Cigna and Humana: Had the deal proceeded and with Cigna retaining its Medicare Advantage business, the companies combined MA market share would have been 20% (18% Humana, 2% Cigna). But the dollar value of the deal alone would have initiated government review — in addition to its consolidation of two of the largest Pharmacy Benefit Managers in the U.S., a space the FTC is also reviewing.

  1. Claiming efficiency won’t cut it

The final merger guidelines reject cost savings and efficiencies as a general defense against mergers deemed illegal and anti-competitive. The DOJ and FTC permit a “narrow path” for this defense, including evidence that:

  • The merger will produce unique benefits not achievable any other way
  • These benefits can be proven
  • Said benefits do not decrease market competition

The government has been skeptical of merger savings and efficiency claims (Crowell). Alternatively and on the provider side, consolidation can raise prices without improving quality (KFF).

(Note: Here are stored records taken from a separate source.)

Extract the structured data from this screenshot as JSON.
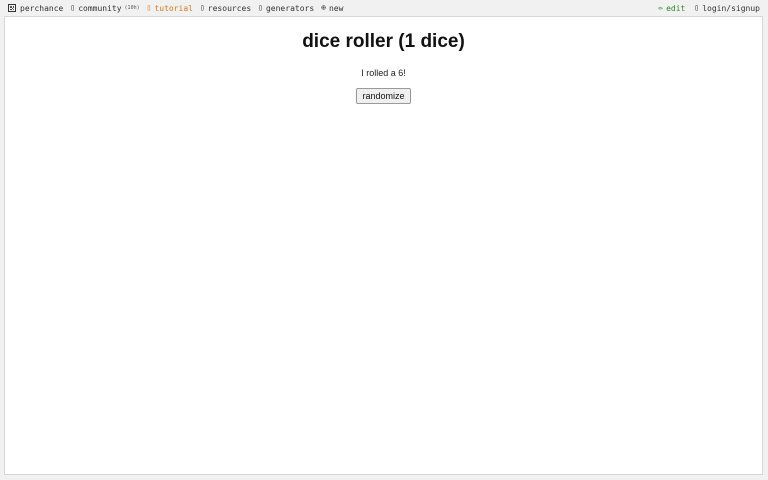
{
  "nav": {
    "left": [
      {
        "label": "perchance",
        "icon": "dice-logo-icon"
      },
      {
        "label": "community",
        "icon": "people-icon",
        "count": "(10h)"
      },
      {
        "label": "tutorial",
        "icon": "book-icon"
      },
      {
        "label": "resources",
        "icon": "box-icon"
      },
      {
        "label": "generators",
        "icon": "list-icon"
      },
      {
        "label": "new",
        "icon": "plus-circle-icon"
      }
    ],
    "right": [
      {
        "label": "edit",
        "icon": "pencil-icon"
      },
      {
        "label": "login/signup",
        "icon": "user-icon"
      }
    ]
  },
  "colors": {
    "tutorial": "#d67a1a",
    "edit": "#2e8a2e"
  },
  "main": {
    "title": "dice roller (1 dice)",
    "result": "I rolled a 6!",
    "button_label": "randomize"
  }
}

  1. Prove your case — economically, competitively, comprehensively

Where the draft guidelines had relegated economic and evidentiary analysis the appendix, the final version elevates them to the main body and in front of market definitions. Companies are already used to more rigorous evidentiary standards when working with the FTC and DOJ, including potential merger harms. The final guidelines add labor market impacts to those harms.

UnitedHealth Group and Change Healthcare: UnitedHealth Group proved its case in one of the bigger recent M&A surprises. In March 2023, the DOJ dropped its appeal of a federal district court ruling that permitted United to acquire Change Healthcare in a $13 billion deal. That ruling required Change to sell its claims editing business, which was a part of the government’s anti-competitive claims.

  1. The role of the states.

While the final guidelines do not address State roles in M&A review, they do come into play. States challenge mergers using federal antitrust law and/or their own statutes. The National Academy for State Health Policy (NASHP) has proposed model legislation that would require state review of mergers below the FTC/DOJ threshold of $101 million.

Elevance Health and BlueCross BlueShield of Louisiana: The deal that was off is now back on. In September, Elevance’s acquisition was delayed by state concerns including those of the Louisiana Department of Justice (LADOJ). At LADOJ’s request, the federal DOJ encouraged the Louisiana Department of Insurance to “carefully consider the competitive impacts” of the Elevance-BCBS-LA merger. Several factors — the state Blues’ plan conversion to a for-profit company and changes to a new joint nonprofit foundation, including profit distribution and board governance — appear to be shifting the tide for a deal that could close in early 2024.

Laura Beerman is a contributing writer for HealthLeaders.


KEY TAKEAWAYS

On December 18, 2023, the Department of Justice and Federal Trade Commission issued their final 2023 merger guidelines. 

The final guidelines look back, around and forward — reflecting precedent, modern market realities, and tougher enforcement policies.

The objective? Create a merger and acquisition framework that curbs “excessive” corporate consolidations and aligns with current court M&A decisions.